Et elle lève sa main. Elle fait un clin d'oeil à Özlem en même temps, qui lève sa main. Et moi qui suit Özlem, évidemment. Au total, on est 7 à lever la main.
Plus tard, sur le chemin du lac, dans la voiture du Proprio, Sibel rigole en disant qu'elle a exagéré le danger expressément pour que les madames peureuses s'abstiennent, car le chauffeur ne pouvait pas prendre plus que 7 passagers dans sa van. Stratégie ! Stratégie ! Stratégie! Bravo Sibel ! Car en fait, même si la route m'a effectivement transformée en fantôme tellement j'ai blêmi (des méandres d'une route minuscule montaient 1300m, avec un dénivelé douteux... pis la route était en terre et en garnotte, avec des gros nids de poules causés par la pluie), le lac en valait la peine, mais alors là, OUI ! C'était d'un vert émeraude fabuleux ! Le son de dizaines, voir de centaines de grenouilles s'élevaient, signe que le lac était en excellente santé. Sublime ! J'avais jamais vu un lac aussi vert de ma vie ! L'eau était de la même couleur que les arbres, et ceux-çi se réflétaient dans les flots tranquilles.
Mine de rien, après toutes ces aventures, il était 17h lorsque nous sommes revenus à la base. L'heure de souper. Ouf ! J'avais encore mon brunch dans la bedaine... Mais bon, le souper était inclus... On nous arrive avec des salades turques (oignons, tomatrs, concombres, piments et une huile d'olive parfumée aux herbes), et la fameuse Mihlama (soupe au beurre et au fromage, qui ressemble à la fondue suisse, version turque), et des pains en forme de roues. Puis, j'ai droit à un poisson entier gratiné au kasar cuit "güveç", à la casserole, ou si vous préférez, sur une petite plaque de fonte servant aussi d'assiette. Le poisson, le alabalik, est élevé en pisciculture sur place, donc il est très très frais. On nous sert aussi des champignons gratinés cuits sur une plaque de fonte. Pour équilibrer le tout. Non mais, je roule ! C'est un des meilleurs repas que j'ai mangé de ma vie ! Je ne peux tout simplement pas vous décrire les saveurs. Trop intenses. Mais je vous laisse quelques photos de ma journée, pour que vous puissiez vous imaginer un tant soit peu de quoi avait l'air cette journée de sacoches.
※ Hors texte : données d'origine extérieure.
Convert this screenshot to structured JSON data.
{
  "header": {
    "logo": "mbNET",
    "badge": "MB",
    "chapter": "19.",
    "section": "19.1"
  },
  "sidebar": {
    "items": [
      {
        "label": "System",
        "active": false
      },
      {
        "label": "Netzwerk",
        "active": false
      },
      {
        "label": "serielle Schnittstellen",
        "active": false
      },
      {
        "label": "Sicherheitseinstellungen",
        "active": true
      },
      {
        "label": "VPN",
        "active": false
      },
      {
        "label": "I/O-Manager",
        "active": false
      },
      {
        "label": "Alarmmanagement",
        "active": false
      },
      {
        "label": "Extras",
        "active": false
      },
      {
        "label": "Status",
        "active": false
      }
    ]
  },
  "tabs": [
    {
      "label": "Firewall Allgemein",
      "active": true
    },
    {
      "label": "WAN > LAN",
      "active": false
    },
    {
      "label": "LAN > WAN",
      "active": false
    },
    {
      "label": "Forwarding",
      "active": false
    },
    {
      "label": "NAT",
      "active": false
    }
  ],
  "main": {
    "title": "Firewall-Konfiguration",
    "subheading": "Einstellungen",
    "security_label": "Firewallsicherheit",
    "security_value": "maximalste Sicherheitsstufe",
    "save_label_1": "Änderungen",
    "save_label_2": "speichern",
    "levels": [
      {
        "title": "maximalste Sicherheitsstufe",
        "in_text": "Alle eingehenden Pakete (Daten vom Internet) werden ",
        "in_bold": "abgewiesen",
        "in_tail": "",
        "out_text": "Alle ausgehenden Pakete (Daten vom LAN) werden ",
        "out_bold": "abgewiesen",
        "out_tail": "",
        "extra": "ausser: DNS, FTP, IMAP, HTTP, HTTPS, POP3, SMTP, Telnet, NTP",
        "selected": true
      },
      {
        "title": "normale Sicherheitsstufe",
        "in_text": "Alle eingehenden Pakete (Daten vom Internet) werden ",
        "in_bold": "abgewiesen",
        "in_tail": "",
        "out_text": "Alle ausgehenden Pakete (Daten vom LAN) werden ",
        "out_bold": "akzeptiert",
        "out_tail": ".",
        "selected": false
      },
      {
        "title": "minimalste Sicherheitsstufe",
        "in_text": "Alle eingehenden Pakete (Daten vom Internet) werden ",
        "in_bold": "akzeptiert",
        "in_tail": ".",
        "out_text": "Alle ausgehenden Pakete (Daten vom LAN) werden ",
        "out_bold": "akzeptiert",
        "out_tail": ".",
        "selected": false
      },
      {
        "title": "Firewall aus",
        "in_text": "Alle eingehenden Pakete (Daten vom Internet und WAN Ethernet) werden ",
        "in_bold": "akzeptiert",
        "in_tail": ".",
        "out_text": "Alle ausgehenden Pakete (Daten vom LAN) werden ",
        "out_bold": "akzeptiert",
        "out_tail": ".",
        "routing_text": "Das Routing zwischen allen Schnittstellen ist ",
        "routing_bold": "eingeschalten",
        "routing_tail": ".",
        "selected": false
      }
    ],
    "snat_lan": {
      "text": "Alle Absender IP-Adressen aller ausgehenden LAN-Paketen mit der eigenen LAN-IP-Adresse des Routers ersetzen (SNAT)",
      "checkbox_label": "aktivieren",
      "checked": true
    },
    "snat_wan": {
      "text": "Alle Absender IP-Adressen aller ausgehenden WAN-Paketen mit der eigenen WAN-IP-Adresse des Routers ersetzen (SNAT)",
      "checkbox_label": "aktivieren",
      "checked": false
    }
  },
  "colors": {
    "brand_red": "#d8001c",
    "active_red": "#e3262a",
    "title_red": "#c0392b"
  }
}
Au retour, lorsqu'on s'est engouffrées dans le bus trop petit pour nous toutes, le chialage a repris de plus bel.
"Madame Crampante" a lancé un retentissant: "Fermez-la, vos maris vous attendent".
Et tout le monde a pouffé de rire.

Même le chauffeur.
Elle lui a lancé : "ahhhh ! Personnel souriant!!!", pour mettre un terme à cette journée.
J'ai bien rigolé.



 Moi, Özlem et Sibel, en pleine dégustation d'un café turc

 Portrait de femmes extraordinaires qui ont fait de cette journée un plaisir pour moi

 Les colorées du jour ! :)

On boit un thé pour "équilibrer" notre estomac, après cette orgie de bouffe au brunch.


 Pour votre info, au Lac aux Sangsues, y'a pas de sangsues... Mais y'a des grenouilles ! À la dizaine !


 Les roses sont en fleurs, ici. Ça sent merveilleusement bon.

 Moi, encore fébrile après la "rail" de char en montagne, et toute ébahie de découvrir
ce lac d'un vert décadant.


 La fameuse "Mihlama", une soupe au beurre et au fromage (plusieurs sortes de fromages), parsemée de canelle. Un met de la région de la Mer Noire, traditionnellement.


Madame Crampante et moi, en pleine action. Oui, ça se mange de même, by the way.

 Humm... Mon alabalik entier, un bon poisson blanc tout frais et gratiné de Kasar, un fromage turc, ici avec du citron et des tomates confites.

 Première assiette de mon brunch: Des concombres, des olives citronnées et un Börek aux oignons
 Deuxième assiette: du kasar, du fromage effiloché, une salade de tomates et du pain de blé avec de la
confiture aux fraises maison. On voit en arrière-plan le boulghour épicé et mon thé turc.
D'autres assiettes ont suivies, d'ailleurs.

 Les belles-soeurs: Sibel et Özlem. Sibel est l'ainée de 7 enfants, et Alper, le mari d'Özlem, est le septième trou de la flûte, comme on dit ici.

 Des coins-coins qui dorment ! Sur une patte et les yeux ouverts ! J'avais encore jamais vu ça.

 Hummm... La fraîcheur d'une rose en matinée...

 Özlem, ma soeur turque. :) Y'a de ces rencontres, parfois, qui nous marquent à jamais.

 La gang de sacoches en scéance de placottage intense.

 Süçlülük Gölü

 Sibel et moi au Lac. J'aime beaucoup Sibel, car elle m'a toujours considéré comme une des leurs, depuis que je la connais. Grâce à elle, entre autre, je ne me sens plus étrangère dans le coin.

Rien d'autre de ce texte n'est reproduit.